杯盞送到脣邊,小呷了一口水,緩緩拿開,夜離起身,將杯盞放在書桌上。
“那我先告辭了。”
對着他略略頷首,夜離淡聲道了一句,轉身,作勢就要離去。
“能幫我擦個藥嗎?”
身後,男人驟然出聲。
夜離腳步一頓,又聞男人補了句:“後背。”
夜離本想拒絕,後又想,他救她性命在先,不過給他擦個藥而已,舉手之勞都不答應,似是有些…….
而且,這是第一次這個男人主動出口讓她幫忙。
微凜了心神,她轉過身,兩人四目相對。
“不願意?”男人微微挑了挑眉尖。
夜離沒有回答,撇了視線,舉步繞過兩人中間的書桌,默然走到他的身後。
在她看不到的方向,男人脣角略略一勾。
伸手拿起桌案上的藥瓶遞給她,並在軟椅上稍微坐側了一些身子,輕解腰間錦帶,將身上的袍子褪下,露出寬闊結實的背。

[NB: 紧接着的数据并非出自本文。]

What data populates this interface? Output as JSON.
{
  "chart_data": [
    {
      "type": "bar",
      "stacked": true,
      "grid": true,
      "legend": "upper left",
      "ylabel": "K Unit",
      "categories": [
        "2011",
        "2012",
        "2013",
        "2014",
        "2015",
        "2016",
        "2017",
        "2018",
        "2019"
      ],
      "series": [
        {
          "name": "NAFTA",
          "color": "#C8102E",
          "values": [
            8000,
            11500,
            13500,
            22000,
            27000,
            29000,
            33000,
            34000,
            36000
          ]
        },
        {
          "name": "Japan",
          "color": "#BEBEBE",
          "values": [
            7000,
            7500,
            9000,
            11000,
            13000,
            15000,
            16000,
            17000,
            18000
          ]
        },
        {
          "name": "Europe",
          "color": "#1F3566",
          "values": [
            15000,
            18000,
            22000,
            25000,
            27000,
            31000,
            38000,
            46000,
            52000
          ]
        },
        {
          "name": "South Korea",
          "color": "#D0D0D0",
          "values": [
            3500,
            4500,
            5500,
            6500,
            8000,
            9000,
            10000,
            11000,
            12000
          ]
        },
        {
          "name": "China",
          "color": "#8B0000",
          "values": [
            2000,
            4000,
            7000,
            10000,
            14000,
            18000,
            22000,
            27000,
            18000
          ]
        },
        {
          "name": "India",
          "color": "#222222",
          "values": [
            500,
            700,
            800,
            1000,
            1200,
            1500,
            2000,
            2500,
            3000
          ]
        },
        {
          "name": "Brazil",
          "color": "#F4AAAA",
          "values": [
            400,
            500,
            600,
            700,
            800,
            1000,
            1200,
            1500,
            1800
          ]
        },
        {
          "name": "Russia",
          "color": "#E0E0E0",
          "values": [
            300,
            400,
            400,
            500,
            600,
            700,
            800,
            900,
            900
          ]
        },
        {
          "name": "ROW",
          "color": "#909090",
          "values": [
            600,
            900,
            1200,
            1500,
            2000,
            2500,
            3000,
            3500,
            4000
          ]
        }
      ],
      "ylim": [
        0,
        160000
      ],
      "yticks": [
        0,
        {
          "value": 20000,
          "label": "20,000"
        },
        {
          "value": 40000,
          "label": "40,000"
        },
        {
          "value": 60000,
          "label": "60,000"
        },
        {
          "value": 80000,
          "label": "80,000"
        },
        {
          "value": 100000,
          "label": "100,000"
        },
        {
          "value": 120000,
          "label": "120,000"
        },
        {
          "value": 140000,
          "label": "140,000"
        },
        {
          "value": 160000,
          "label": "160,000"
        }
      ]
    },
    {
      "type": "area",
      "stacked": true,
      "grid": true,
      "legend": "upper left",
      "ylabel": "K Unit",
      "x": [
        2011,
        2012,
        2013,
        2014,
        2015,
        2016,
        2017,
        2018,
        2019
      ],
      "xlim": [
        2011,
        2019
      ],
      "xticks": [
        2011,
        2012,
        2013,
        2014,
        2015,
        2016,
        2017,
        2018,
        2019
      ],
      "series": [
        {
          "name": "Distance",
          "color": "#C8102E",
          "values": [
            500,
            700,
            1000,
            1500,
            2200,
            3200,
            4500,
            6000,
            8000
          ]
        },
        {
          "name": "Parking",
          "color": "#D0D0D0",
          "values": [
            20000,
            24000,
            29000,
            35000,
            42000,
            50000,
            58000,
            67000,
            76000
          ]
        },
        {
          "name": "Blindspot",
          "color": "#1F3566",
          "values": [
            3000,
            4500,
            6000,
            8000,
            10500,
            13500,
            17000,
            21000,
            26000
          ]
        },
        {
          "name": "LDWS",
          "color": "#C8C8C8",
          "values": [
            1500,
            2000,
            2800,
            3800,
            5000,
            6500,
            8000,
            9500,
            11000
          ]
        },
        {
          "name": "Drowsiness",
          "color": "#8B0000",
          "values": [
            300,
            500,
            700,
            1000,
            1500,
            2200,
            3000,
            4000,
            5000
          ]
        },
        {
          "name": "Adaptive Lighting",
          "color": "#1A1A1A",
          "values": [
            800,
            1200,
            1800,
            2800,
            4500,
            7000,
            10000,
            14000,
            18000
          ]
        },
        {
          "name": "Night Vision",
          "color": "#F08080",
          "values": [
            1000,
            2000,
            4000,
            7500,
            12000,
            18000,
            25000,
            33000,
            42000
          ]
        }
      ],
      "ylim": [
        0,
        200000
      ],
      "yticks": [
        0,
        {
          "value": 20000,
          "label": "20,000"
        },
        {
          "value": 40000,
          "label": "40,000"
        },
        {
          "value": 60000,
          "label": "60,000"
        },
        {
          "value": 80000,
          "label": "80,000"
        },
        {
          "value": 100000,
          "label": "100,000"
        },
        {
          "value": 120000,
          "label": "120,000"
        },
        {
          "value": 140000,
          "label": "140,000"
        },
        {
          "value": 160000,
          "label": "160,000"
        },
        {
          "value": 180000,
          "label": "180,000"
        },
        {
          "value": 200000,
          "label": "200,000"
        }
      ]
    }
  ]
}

當那原本光潔的背上密密麻麻的針孔入眼,夜離也禁不住微微沉了呼吸。
將瓷瓶的瓶蓋擰開,她輕輕抖動瓶身,將裡面的藥粉均勻地灑在那些針眼上,雖然他對着她,她看不到他臉上的表情,可是她仍舊感覺到了他幾不可察的緊繃。
痛,她知道的,這種傷還不同於別的外傷,雖傷口不大,卻極深,因爲當時用了多大力道,只有她自己知道。
如此深的傷口下去,或許裡面最深的地方已經碰到了內臟,這般被撒上藥,藥力侵入,不痛纔怪。
她忽然很想說一句,活該!
“下次下手輕點!”
男人忽然開口,夜離手中的瓷瓶一晃,一大坨藥粉灑出,痛得男人身形一顫。
還想有下次?
夜離冷聲道:“若有下次,你就沒那麼好命,還能坐在這裡上藥了。”
男人輕笑了一聲。
“你的意思好像今日你故意放了我一馬似的,你的哪一針不是想要刺中我的要害?只不過是手法不準罷了。”
不說這個還好,一提這個,夜離只覺得氣就不打一處自來,而且,他竟然還能用如此調侃的語氣說得如此泰然自若。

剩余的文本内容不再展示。